Wednesday, August 28, 2013
Some people pretend not to see you with your disabled child, and others start question-filled conversations about your disabled child. Net photo

I don’t think of myself as someone who is easily impressed but I must confess that I am in totally awe of parents who deal with disabilities in their children. To watch the most beautiful, most loveable and unconditional treasure you ever held in your arms deal with anything less than "complete”, be it mental or physical for any length of time is no easy feat.

I am forever grateful for every day of perfect health I spend with my children. Luckily I do not take any of it for granted. I grew up with two paraplegic cousins who lived into their mid forties.  Needless to say, their mother was amazing even though it was a learning curve for the whole family. 

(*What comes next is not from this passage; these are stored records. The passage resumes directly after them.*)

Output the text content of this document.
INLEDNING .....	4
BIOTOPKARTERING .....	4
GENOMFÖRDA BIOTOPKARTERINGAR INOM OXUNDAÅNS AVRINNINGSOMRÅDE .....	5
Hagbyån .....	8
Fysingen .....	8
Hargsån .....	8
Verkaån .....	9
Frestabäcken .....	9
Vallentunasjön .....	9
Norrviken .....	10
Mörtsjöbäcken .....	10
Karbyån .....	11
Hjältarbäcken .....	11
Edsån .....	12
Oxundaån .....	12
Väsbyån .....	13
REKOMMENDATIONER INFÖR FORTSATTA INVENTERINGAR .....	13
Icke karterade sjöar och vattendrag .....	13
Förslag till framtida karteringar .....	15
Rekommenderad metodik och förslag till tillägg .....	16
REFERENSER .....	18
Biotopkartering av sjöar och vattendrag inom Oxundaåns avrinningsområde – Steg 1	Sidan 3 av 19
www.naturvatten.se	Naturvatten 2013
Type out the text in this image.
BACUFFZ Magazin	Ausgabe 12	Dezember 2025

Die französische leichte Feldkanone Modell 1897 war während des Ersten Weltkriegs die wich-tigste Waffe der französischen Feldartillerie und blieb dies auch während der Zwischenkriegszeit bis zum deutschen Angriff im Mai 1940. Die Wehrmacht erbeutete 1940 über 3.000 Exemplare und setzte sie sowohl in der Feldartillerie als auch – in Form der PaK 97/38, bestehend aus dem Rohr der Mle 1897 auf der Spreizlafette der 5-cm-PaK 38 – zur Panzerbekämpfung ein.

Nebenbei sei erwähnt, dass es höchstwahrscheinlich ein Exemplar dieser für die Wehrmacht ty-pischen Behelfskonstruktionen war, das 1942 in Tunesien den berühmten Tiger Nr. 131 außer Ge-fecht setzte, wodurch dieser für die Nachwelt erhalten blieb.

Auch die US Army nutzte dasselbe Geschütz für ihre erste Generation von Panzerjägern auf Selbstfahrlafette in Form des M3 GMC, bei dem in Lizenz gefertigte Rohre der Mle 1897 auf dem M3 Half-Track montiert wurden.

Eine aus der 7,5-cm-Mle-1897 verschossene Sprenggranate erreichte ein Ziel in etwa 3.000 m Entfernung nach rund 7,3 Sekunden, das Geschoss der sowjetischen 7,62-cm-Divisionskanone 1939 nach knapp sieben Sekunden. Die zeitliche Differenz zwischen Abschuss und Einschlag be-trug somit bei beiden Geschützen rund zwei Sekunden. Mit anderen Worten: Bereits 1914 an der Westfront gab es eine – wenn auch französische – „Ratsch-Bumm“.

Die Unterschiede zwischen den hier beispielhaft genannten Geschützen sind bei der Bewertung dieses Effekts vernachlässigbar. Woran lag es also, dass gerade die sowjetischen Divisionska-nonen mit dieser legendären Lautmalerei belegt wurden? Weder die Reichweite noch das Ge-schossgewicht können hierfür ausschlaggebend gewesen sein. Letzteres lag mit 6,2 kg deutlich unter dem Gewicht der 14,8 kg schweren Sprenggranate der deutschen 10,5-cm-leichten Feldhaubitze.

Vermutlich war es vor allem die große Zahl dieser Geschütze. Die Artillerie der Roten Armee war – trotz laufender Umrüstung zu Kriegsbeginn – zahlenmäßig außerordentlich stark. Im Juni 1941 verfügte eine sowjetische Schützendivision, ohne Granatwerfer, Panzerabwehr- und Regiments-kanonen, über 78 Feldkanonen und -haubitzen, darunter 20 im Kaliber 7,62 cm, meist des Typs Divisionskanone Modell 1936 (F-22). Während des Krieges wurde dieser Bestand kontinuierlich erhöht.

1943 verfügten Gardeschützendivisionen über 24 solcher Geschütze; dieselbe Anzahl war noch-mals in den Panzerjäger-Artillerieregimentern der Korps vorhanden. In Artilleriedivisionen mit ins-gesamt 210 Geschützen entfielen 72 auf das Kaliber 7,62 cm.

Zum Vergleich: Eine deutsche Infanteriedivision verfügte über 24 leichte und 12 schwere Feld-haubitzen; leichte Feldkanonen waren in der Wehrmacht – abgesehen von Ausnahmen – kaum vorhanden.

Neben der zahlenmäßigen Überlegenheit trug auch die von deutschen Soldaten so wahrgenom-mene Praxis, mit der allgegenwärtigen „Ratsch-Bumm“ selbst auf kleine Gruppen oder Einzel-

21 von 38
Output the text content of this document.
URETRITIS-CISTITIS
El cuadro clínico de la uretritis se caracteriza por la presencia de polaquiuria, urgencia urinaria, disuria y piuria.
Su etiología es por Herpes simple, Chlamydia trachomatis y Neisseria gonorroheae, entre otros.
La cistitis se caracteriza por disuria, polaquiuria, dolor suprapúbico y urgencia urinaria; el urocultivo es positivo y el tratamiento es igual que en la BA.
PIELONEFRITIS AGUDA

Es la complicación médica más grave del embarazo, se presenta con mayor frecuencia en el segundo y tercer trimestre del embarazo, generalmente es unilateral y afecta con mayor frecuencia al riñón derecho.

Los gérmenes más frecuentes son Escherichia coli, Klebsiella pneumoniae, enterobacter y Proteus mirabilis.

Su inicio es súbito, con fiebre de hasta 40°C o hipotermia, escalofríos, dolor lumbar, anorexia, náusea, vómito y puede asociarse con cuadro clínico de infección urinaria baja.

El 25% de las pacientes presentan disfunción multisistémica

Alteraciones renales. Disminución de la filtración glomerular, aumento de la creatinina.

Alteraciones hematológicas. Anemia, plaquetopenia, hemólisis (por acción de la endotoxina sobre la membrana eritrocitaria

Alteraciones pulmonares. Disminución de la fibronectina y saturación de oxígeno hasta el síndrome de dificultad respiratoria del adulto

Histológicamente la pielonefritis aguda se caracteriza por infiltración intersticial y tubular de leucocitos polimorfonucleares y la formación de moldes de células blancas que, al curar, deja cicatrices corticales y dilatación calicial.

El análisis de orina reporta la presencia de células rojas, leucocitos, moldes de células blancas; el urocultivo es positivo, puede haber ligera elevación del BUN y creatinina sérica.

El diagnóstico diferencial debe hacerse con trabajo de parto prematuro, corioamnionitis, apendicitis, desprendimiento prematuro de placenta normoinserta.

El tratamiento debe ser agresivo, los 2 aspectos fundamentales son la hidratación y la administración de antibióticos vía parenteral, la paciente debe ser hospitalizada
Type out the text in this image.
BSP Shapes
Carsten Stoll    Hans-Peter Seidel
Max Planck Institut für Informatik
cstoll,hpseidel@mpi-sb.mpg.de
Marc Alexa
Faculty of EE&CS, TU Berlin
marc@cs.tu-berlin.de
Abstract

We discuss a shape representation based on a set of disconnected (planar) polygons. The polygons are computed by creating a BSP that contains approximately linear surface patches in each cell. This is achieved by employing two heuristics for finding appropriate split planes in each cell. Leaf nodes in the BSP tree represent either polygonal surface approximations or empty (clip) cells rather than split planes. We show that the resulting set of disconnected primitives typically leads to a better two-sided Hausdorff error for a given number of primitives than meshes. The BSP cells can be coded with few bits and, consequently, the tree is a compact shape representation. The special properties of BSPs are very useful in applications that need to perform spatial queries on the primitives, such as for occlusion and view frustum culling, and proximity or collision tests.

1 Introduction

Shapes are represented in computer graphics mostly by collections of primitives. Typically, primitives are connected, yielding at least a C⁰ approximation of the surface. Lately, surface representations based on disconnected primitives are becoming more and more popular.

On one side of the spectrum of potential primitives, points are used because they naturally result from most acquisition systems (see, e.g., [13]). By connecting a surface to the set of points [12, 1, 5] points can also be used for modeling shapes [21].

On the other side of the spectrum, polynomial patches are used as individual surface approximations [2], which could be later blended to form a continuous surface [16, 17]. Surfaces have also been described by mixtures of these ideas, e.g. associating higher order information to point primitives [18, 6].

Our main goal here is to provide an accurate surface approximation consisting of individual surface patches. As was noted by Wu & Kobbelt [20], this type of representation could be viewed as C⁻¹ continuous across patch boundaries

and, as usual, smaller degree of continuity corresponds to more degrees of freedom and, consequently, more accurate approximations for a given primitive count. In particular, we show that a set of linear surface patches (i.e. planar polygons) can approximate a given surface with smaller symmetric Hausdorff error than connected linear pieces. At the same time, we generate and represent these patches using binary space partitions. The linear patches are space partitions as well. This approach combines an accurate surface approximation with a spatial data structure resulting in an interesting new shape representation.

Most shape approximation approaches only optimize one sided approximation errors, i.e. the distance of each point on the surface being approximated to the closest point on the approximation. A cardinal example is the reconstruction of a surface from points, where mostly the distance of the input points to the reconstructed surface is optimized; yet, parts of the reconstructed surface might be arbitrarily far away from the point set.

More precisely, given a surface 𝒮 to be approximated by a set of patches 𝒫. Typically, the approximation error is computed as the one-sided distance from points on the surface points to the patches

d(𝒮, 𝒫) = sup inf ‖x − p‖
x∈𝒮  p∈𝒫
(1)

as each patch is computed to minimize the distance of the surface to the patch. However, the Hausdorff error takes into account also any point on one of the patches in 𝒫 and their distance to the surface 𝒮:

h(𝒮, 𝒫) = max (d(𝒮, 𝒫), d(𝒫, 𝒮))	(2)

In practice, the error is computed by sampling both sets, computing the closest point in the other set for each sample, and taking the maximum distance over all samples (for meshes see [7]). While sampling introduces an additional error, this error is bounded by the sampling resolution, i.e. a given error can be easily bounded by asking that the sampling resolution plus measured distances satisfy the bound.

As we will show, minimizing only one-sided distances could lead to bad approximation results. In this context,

Every remembrance of my aunt fills me with awe and great appreciation.  She was amazing! And I am grateful not only for having known her but also for the great lessons I picked up from her by proxy - the greatest of which are perseverance and the virtues of living a full life NO MATTER WHAT. Life should be celebrated. No one likes to be around self pity and everyone respects strength of character.

My paraplegic cousins were born in perfect health and were without disability for almost ten years of their lives. Then the madness began. Sudden illness and inconclusive diagnoses; odd looks of mixed terror and pity from the neighbours who saw the once vibrant child regress to a dribbling 10 year old who cannot eat solids; dealing with the confusion of the other siblings; the financial strain; hateful feelings towards God and man… the list goes on.

Dealing with human reactions alone is a separate challenge in itself. Looks of fear, of pity and sometimes even disgust become the norm. There are those who pretend not to see you with your disabled child, and those who start question-filled conversations about your disabled child and carry on like the child himself is not there!

All things considered, it is a fair assessment to say that regular parenting is still a daily challenge. Parenting a child or children with disabilities or special needs can be a terrifying prospect especially if we allow ourselves to take into account our human weaknesses. 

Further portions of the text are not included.